The First Vice President stressed that Members of Boards must understand that they are not above the law, lords onto themselves or immune from prosecution. He stressed that they must understand the importance of sticking to their jurisdiction, showing respect for rules and regulations and bear in mind that they are there to give guidance on policies and not engage in disgraceful acts.
“There is a protocol and a practice of good moral conduct, which they must adhere to. Given what we are seeing, we need to now focus on having these guidelines. So the long and short is that I see the need for guidelines to be issued to Boards regarding the general exercise of their powers.”
The issue of misconduct by Board Members was recently highlighted in a forensic audit report on the Guyana Office for Investment (Go-Invest).
The report said that former CEO of the company, Keith Burrowes, was just as harmful to the company as those he often accused.
Not only did he abuse his authority and treated the company like his private business but Burrowes acted as though Go-Invest was his personal piggy bank.
According to the audit report which was released by the Ministry of Finance on Friday, the former CEO took personal loans amounting to over $3M without approval from the Board. The auditors noted however that those monies were returned in February 2016.
The forensic auditors also stressed that the former CEO was not entitled to an entertainment allowance or salary advance(s) from Go –Invest since his salary was funded from Guyana National Co-operative Bank/Guyana Co-operative Financial Services. Be that as it may, Mr. Burrowes still went ahead and authorized and received an entertainment allowance for himself totaling $480,000, without the approval of the Board of Directors.
Compounding the issue of misuse of authority was the fact that Burrowes instructed that his personal driver, Mr.
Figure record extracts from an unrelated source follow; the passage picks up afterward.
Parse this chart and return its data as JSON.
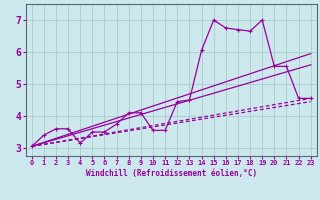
{
  "xlabel": "Windchill (Refroidissement éolien,°C)",
  "bg_color": "#cce8ed",
  "grid_color": "#aacccc",
  "line_color": "#990099",
  "spine_color": "#556677",
  "xlim": [
    -0.5,
    23.5
  ],
  "ylim": [
    2.75,
    7.5
  ],
  "yticks": [
    3,
    4,
    5,
    6,
    7
  ],
  "xticks": [
    0,
    1,
    2,
    3,
    4,
    5,
    6,
    7,
    8,
    9,
    10,
    11,
    12,
    13,
    14,
    15,
    16,
    17,
    18,
    19,
    20,
    21,
    22,
    23
  ],
  "line1_x": [
    0,
    1,
    2,
    3,
    4,
    5,
    6,
    7,
    8,
    9,
    10,
    11,
    12,
    13,
    14,
    15,
    16,
    17,
    18,
    19,
    20,
    21,
    22,
    23
  ],
  "line1_y": [
    3.05,
    3.4,
    3.6,
    3.6,
    3.15,
    3.5,
    3.5,
    3.75,
    4.1,
    4.1,
    3.55,
    3.55,
    4.45,
    4.5,
    6.05,
    7.0,
    6.75,
    6.7,
    6.65,
    7.0,
    5.55,
    5.55,
    4.55,
    4.55
  ],
  "line2_x": [
    0,
    23
  ],
  "line2_y": [
    3.05,
    5.95
  ],
  "line3_x": [
    0,
    23
  ],
  "line3_y": [
    3.05,
    5.6
  ],
  "line4_x": [
    0,
    23
  ],
  "line4_y": [
    3.05,
    4.55
  ],
  "line5_x": [
    0,
    23
  ],
  "line5_y": [
    3.05,
    4.45
  ]
}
Nigel Gordon, be paid a sum of $232,365 for carrying out duties as a driver. This is in spite of the fact that his “personal driver” was not a Go-Invest employee. The forensic auditors found that this instruction was given by a Memorandum dated December 22, 2014 and executed the following day.
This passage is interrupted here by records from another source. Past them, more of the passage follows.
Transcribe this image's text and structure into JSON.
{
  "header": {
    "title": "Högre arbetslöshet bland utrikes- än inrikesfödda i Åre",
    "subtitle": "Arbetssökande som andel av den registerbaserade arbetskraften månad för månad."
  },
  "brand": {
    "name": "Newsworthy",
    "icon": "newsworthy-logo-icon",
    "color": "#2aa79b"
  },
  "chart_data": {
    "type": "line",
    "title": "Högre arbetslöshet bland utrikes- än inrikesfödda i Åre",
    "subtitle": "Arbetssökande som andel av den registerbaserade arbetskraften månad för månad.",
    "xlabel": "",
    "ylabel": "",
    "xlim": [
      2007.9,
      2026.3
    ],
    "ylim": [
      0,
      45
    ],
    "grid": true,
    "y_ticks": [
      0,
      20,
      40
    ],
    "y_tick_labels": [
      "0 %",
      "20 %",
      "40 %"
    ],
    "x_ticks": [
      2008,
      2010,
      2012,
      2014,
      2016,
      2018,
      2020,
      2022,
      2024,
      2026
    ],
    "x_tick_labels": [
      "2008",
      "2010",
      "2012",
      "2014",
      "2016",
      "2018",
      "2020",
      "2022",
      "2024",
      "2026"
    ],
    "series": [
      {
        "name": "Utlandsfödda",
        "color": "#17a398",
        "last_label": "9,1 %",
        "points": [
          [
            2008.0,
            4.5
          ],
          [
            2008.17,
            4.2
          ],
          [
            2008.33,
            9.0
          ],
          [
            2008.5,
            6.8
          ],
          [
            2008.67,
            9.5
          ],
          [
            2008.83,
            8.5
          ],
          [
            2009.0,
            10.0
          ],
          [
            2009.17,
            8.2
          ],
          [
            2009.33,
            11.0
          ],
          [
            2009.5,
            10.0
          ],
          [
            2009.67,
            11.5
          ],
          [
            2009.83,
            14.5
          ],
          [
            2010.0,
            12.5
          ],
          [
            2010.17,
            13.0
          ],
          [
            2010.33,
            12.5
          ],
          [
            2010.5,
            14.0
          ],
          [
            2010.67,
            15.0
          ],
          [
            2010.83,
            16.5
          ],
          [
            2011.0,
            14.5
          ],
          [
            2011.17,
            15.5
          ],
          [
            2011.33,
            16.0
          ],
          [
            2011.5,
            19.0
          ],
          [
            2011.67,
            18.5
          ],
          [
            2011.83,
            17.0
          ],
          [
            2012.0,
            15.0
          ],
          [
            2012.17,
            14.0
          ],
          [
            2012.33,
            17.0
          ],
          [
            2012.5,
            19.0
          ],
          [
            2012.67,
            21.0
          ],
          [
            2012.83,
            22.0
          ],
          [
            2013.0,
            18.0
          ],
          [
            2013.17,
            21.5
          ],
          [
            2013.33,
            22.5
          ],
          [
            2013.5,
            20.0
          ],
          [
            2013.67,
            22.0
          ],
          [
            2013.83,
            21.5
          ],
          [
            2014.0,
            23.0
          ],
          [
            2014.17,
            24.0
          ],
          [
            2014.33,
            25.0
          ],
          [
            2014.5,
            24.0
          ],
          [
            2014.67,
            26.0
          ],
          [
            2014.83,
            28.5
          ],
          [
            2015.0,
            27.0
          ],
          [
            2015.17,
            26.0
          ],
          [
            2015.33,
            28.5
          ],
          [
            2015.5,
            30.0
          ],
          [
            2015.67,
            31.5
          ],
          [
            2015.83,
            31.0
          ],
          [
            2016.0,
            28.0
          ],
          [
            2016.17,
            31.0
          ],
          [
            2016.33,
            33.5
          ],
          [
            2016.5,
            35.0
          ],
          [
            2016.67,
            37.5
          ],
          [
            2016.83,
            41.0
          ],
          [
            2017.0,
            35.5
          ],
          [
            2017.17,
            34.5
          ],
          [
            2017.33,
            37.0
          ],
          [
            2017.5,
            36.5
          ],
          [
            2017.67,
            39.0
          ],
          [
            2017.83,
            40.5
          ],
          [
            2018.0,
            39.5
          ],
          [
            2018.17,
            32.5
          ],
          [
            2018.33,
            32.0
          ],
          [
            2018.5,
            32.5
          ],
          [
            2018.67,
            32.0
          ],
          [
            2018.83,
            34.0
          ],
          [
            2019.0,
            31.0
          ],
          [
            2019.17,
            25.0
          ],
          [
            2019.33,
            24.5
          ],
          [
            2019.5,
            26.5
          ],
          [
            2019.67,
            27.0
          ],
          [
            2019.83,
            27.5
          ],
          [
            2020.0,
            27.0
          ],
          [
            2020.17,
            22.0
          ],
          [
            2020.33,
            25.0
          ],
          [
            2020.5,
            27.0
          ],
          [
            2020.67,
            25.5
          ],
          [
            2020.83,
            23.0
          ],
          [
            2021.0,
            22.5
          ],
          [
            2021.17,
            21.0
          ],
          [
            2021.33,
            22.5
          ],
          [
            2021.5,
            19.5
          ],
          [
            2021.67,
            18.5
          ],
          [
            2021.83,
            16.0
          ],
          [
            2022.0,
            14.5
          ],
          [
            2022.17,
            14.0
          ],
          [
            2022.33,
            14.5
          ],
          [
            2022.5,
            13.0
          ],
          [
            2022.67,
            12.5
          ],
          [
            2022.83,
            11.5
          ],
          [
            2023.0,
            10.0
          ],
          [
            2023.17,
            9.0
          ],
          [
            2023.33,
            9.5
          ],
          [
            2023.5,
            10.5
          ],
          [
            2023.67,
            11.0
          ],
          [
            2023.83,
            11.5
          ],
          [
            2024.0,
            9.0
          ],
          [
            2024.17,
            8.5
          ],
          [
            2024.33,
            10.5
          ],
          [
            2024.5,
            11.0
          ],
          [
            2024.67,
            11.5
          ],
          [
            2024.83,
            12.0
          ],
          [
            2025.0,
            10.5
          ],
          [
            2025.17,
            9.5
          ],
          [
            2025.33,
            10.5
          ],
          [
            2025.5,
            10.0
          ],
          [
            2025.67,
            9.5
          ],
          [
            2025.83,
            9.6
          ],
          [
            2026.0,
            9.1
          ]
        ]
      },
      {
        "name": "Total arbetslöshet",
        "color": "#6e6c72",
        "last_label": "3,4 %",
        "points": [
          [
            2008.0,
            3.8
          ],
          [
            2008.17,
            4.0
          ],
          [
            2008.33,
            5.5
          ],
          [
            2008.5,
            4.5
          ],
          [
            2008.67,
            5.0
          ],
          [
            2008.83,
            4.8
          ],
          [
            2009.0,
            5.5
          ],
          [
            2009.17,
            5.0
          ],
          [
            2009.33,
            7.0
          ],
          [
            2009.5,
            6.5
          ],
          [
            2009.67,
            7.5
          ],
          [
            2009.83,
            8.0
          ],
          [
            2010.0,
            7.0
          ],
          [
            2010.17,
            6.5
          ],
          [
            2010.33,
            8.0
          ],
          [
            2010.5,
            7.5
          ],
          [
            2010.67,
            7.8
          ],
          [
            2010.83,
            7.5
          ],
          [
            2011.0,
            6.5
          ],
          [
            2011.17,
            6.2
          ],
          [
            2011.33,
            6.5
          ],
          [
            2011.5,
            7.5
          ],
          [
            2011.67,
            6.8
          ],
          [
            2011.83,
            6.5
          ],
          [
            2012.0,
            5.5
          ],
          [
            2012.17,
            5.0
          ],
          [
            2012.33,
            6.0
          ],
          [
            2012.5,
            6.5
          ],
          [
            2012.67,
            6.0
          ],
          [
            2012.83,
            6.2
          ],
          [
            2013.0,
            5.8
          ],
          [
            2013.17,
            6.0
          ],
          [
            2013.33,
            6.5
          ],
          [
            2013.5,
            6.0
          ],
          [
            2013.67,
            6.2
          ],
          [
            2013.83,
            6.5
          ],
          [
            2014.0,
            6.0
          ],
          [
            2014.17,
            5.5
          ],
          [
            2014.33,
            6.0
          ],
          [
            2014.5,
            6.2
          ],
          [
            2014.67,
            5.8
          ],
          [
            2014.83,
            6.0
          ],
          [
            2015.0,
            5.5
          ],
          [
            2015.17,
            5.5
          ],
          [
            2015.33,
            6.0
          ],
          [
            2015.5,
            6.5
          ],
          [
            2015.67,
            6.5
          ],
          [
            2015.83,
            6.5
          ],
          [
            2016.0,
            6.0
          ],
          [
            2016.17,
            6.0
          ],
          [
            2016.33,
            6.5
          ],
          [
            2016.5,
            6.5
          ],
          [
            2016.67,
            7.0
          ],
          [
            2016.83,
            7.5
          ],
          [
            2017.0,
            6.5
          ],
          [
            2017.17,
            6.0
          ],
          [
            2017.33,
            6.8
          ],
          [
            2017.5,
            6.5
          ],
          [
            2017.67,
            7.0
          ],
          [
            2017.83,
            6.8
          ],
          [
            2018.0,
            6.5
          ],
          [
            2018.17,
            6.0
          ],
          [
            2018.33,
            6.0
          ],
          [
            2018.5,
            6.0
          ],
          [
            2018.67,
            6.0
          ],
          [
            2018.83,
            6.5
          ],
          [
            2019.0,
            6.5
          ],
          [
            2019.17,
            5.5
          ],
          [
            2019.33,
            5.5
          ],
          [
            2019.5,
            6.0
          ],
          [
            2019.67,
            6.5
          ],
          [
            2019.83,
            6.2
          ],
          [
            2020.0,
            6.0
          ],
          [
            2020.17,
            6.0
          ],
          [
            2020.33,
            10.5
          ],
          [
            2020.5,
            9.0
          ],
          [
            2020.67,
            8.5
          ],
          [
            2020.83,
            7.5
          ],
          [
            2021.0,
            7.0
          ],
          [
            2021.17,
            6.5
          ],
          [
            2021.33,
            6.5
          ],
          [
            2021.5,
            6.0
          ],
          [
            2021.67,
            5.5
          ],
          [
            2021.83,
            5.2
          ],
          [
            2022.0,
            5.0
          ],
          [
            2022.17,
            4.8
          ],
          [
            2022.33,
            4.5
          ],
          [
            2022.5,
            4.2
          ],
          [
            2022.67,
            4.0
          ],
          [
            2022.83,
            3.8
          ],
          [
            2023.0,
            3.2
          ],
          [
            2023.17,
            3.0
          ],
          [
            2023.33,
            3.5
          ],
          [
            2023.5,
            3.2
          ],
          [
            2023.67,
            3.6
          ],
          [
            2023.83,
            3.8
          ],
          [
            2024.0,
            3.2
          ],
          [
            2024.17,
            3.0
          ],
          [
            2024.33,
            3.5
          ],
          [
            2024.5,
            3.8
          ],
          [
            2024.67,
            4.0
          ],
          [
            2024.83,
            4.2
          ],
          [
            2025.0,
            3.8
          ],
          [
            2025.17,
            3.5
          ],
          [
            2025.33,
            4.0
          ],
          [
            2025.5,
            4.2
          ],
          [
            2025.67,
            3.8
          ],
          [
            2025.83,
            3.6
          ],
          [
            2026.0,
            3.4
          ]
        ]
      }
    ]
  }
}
It was also discovered that there was no clear policy at Go Invest for remuneration of employees. Burrowes dealt with this process in a “discretionary” manner.
Furthermore, Burrowes made it seem as though his Human Resources Officer was redundant. In this regard, forensic auditors found that the hiring function was conducted in an ad hoc manner thus allowing the former CEO to solely make hiring decisions.
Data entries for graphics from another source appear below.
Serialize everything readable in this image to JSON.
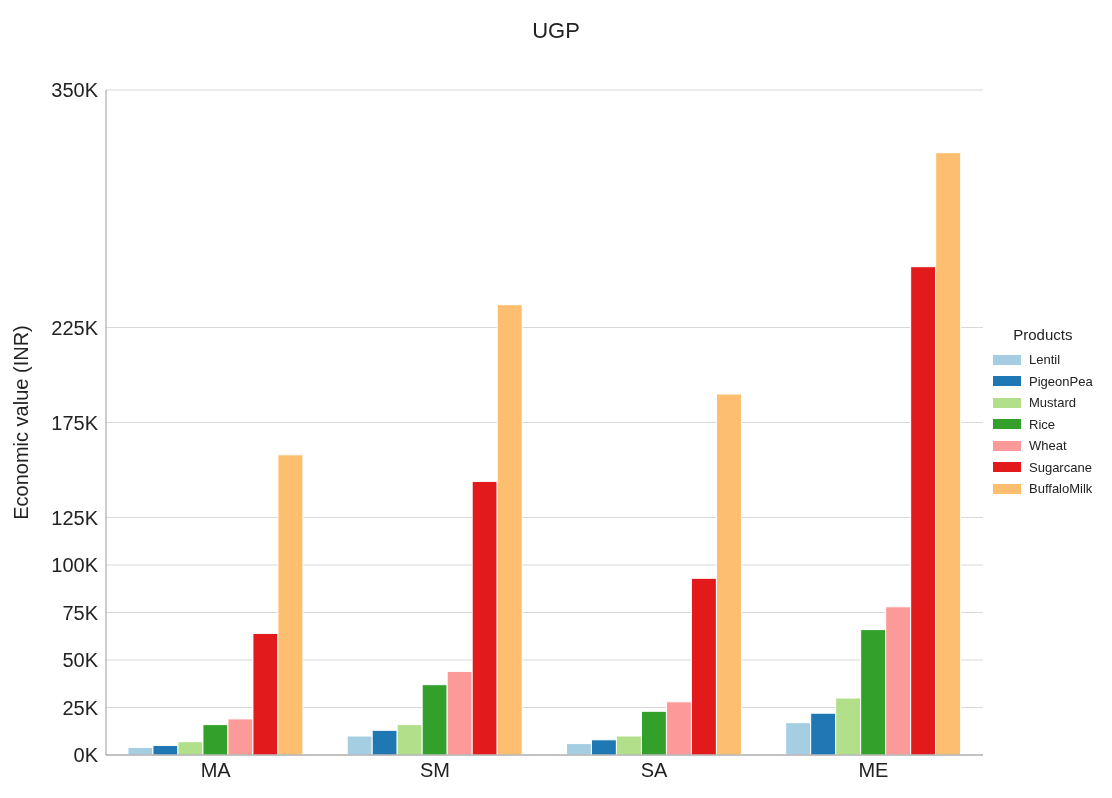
{
  "chart_data": {
    "type": "bar",
    "title": "UGP",
    "ylabel": "Economic value (INR)",
    "legend_title": "Products",
    "categories": [
      "MA",
      "SM",
      "SA",
      "ME"
    ],
    "series": [
      {
        "name": "Lentil",
        "color": "#a6cee3",
        "values": [
          4000,
          10000,
          6000,
          17000
        ]
      },
      {
        "name": "PigeonPea",
        "color": "#1f78b4",
        "values": [
          5000,
          13000,
          8000,
          22000
        ]
      },
      {
        "name": "Mustard",
        "color": "#b2df8a",
        "values": [
          7000,
          16000,
          10000,
          30000
        ]
      },
      {
        "name": "Rice",
        "color": "#33a02c",
        "values": [
          16000,
          37000,
          23000,
          66000
        ]
      },
      {
        "name": "Wheat",
        "color": "#fb9a99",
        "values": [
          19000,
          44000,
          28000,
          78000
        ]
      },
      {
        "name": "Sugarcane",
        "color": "#e31a1c",
        "values": [
          64000,
          144000,
          93000,
          257000
        ]
      },
      {
        "name": "BuffaloMilk",
        "color": "#fdbf6f",
        "values": [
          158000,
          237000,
          190000,
          317000
        ]
      }
    ],
    "ylim": [
      0,
      350000
    ],
    "yticks": [
      {
        "value": 0,
        "label": "0K"
      },
      {
        "value": 25000,
        "label": "25K"
      },
      {
        "value": 50000,
        "label": "50K"
      },
      {
        "value": 75000,
        "label": "75K"
      },
      {
        "value": 100000,
        "label": "100K"
      },
      {
        "value": 125000,
        "label": "125K"
      },
      {
        "value": 175000,
        "label": "175K"
      },
      {
        "value": 225000,
        "label": "225K"
      },
      {
        "value": 350000,
        "label": "350K"
      }
    ],
    "grid": "y",
    "legend": "right"
  }
}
In fact, Burrowes sourced applicants, invited and conducted interviews for new hires by himself, instead of utilizing the Administrative Department. The interview committee comprising the CEO, Accountant/Personnel Officer and a Senior Investment Officer was rarely utilized. He also re-designated employees and fixed new allowances for them. The Accountant/Human Resources Officer/Administrative Officer had little or no input in the recruitment and selection process.
It was also discovered that repairs and maintenance of vehicles were performed by mechanics “sole sourced” by Burrowes instead of being tendered.
If that was not enough, Burrowes as CEO, expended over $1M on cell phones for senior staff, his personal driver and the Financial Consultant. This is in spite of the fact that his personal driver and one Financial Consultant were not employees of Go-Invest and therefore not entitled to such privileges.
The auditors concluded that Burrowes’ tenure at Go-Invest was one where ad hoc and peculiar decisions were made in several areas.